Dirty Pretty Things, On the Run

It’s not often that I find myself wholly embracing contemporary thrillers–I’ve seen enough of them to recognize formulas in the trailers alone; their emphasis on gruesome aesthetics and heavy-handed shock tactics, sexy serial killers, or cops who decide that this time, it’s personal.

Happily, I can fully recommend two exemplary thrillers currently getting some play: Stephen Frears’ Dirty Pretty Things (2002), just released on DVD, and the first installment of Lucas Belvaux’s Trilogy (2002) series, On the Run (Cavale), which I just saw last night. Both films benefit from an almost old-fashioned love of character and formal construction, leaving most of the violence offscreen while emphasizing psychological and thematic concerns.

Frears’ film, with its justifiably Oscar-nominated screenplay, is set in working class London. A medical doctor and illegal immigrant from Nigeria, Okwie (Chiwetel Ejiofor), drives taxies during the day and works at the front desk of a hotel at night, offering random favors to his employers in order to remain hidden from authorities. His closest friends are a prostitute, an Asian coroner at a nearby hospital, and Senay (Audrey Tautou), a Turkish immigrant also trying to lay low. Each character navigates the thorny ethical realm between personal compromise and desperate initiative, and Frears contextualizes their struggle through acutely observed locations: secluded offices, empty basements, and cluttered tenement housing. Fast-paced and sensitively wrought, the film is a riveting and inspired portrait of the shadow world society creates (and feeds upon) and the people trapped within it.

Belvaux, a Belgian actor appearing in French cinema throughout the ’80s and ’90s, has written, directed, and starred in his latest project–three different genre films (thriller, comedy, and drama) centered around the same characters. The US release of Trilogy has been delayed for almost a year but all three films will be showing in L.A. by the end of the week.

The offscreen sounds of a jailbreak accompany On the Run‘s title sequence over a black screen, and a series of jumpcuts from within the getaway car convey the subsequent escape. As the escapee, Bruno (Belvaux), hides out in Grenoble near the French Alps and assembles his plan for striking back against those who betrayed him, the details slowly emerge. Bruno is a violent, militant leftist who arms himself to the teeth and ingeniously devises ways to circumvent the police, committing himself to a one-man revolution. The dramatic irony is that the more Bruno attempts to force a communist reality, the more he isolates himself from human community.

The film spends a lot of time with Bruno, both in his elaborate activities and shootouts and in his privacy, eating ravioli from cans warmed over Sterno flames and assembling/disassembling his weaponry to pass the time while hiding in a storage shed.
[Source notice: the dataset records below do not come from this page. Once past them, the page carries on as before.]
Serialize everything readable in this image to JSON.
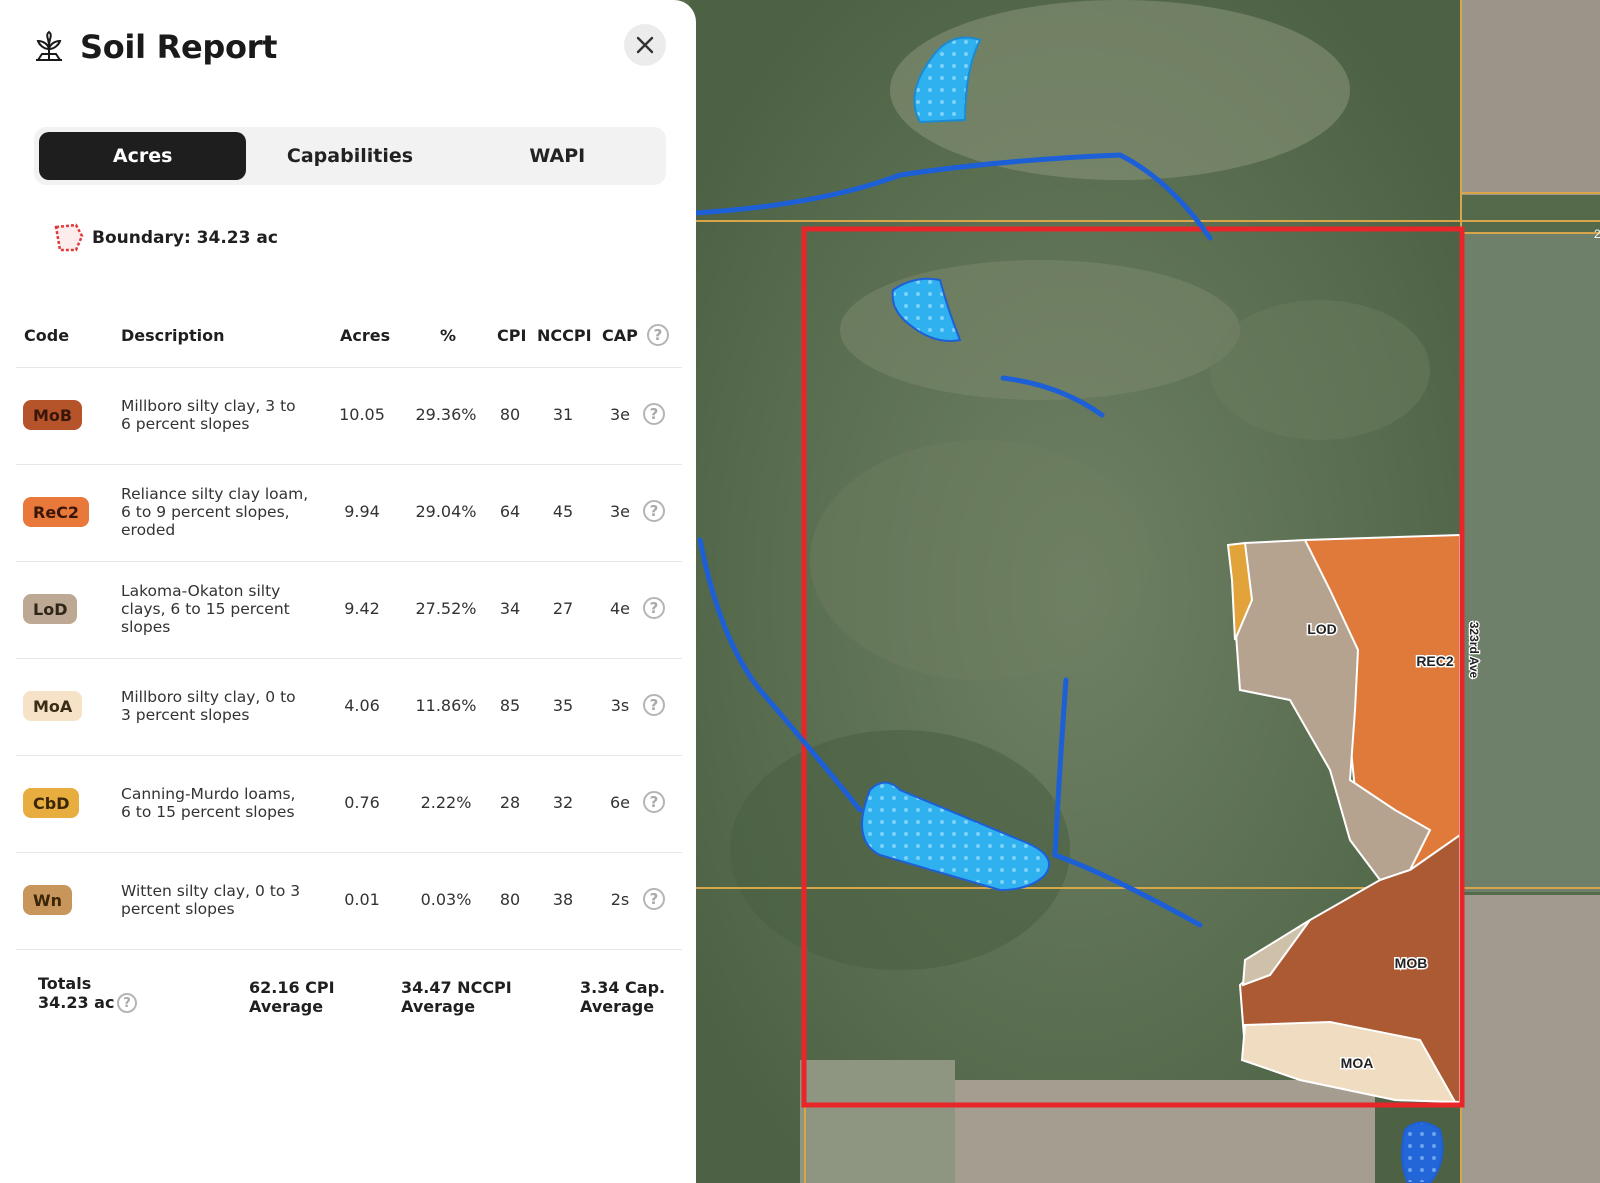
{
  "header": {
    "title": "Soil Report",
    "logo_icon": "plant-seedling-icon",
    "close_icon": "close-icon"
  },
  "tabs": [
    {
      "label": "Acres",
      "active": true
    },
    {
      "label": "Capabilities",
      "active": false
    },
    {
      "label": "WAPI",
      "active": false
    }
  ],
  "boundary": {
    "label": "Boundary: 34.23 ac",
    "icon": "boundary-polygon-icon"
  },
  "table": {
    "columns": [
      "Code",
      "Description",
      "Acres",
      "%",
      "CPI",
      "NCCPI",
      "CAP"
    ],
    "help_glyph": "?",
    "rows": [
      {
        "code": "MoB",
        "color": "#b5542b",
        "text_color": "#3a1608",
        "description": [
          "Millboro silty clay, 3 to",
          "6 percent slopes"
        ],
        "acres": "10.05",
        "pct": "29.36%",
        "cpi": "80",
        "nccpi": "31",
        "cap": "3e"
      },
      {
        "code": "ReC2",
        "color": "#e8793b",
        "text_color": "#3a1608",
        "description": [
          "Reliance silty clay loam,",
          "6 to 9 percent slopes,",
          "eroded"
        ],
        "acres": "9.94",
        "pct": "29.04%",
        "cpi": "64",
        "nccpi": "45",
        "cap": "3e"
      },
      {
        "code": "LoD",
        "color": "#bda894",
        "text_color": "#2e2519",
        "description": [
          "Lakoma-Okaton silty",
          "clays, 6 to 15 percent",
          "slopes"
        ],
        "acres": "9.42",
        "pct": "27.52%",
        "cpi": "34",
        "nccpi": "27",
        "cap": "4e"
      },
      {
        "code": "MoA",
        "color": "#f6e2c7",
        "text_color": "#3b2c18",
        "description": [
          "Millboro silty clay, 0 to",
          "3 percent slopes"
        ],
        "acres": "4.06",
        "pct": "11.86%",
        "cpi": "85",
        "nccpi": "35",
        "cap": "3s"
      },
      {
        "code": "CbD",
        "color": "#e8ad3f",
        "text_color": "#3b2608",
        "description": [
          "Canning-Murdo loams,",
          "6 to 15 percent slopes"
        ],
        "acres": "0.76",
        "pct": "2.22%",
        "cpi": "28",
        "nccpi": "32",
        "cap": "6e"
      },
      {
        "code": "Wn",
        "color": "#c8955a",
        "text_color": "#3b2608",
        "description": [
          "Witten silty clay, 0 to 3",
          "percent slopes"
        ],
        "acres": "0.01",
        "pct": "0.03%",
        "cpi": "80",
        "nccpi": "38",
        "cap": "2s"
      }
    ]
  },
  "totals": {
    "label": "Totals",
    "acres": "34.23 ac",
    "cpi_avg": [
      "62.16 CPI",
      "Average"
    ],
    "nccpi_avg": [
      "34.47 NCCPI",
      "Average"
    ],
    "cap_avg": [
      "3.34 Cap.",
      "Average"
    ]
  },
  "map": {
    "soil_labels": [
      "LOD",
      "REC2",
      "MOB",
      "MOA"
    ],
    "road_label": "323rd Ave",
    "edge_label": "2",
    "colors": {
      "boundary": "#e8262a",
      "water": "#34b7f0",
      "stream": "#1d5fd6"
    }
  }
}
This approach might have proved wearisome to the audience (which, of course is part of its raison d’Ítre), but Belvaux fills his scenes with immediate physical action in the tradition of Bresson or the Dardennes in a way that perpetuates interest. Bruno is always traveling, collecting, manipulating, forcing–and getting nowhere.

Along the way, Bruno encounters various other characters in dire straights, one of whom provides an alternative hiding place for him but is herself suffering from drug addiction. Typically, Bruno’s solution is utilitarian–deprive or supply her with drugs so long as she can be useful to him–but his ambivalence whenever necessity isn’t dictating reveals him to be a genuine, if severely misdirected, idealist. His criminal obsessions thus take on a tragic tone a la Il Bidone (1955) or Pickpocket (1959).

Word on the street is that Trilogy is uneven in quality, but if so then On the Run must surely be one of its high points. It’s a taught and intense portrait of the destructive consequences of merging cutthroat tactics with visionary utopianism, and one that maintains its steady, sober gaze upon the frail human beings at its center. It’s certainly the most engrossing thriller I’ve seen in a while.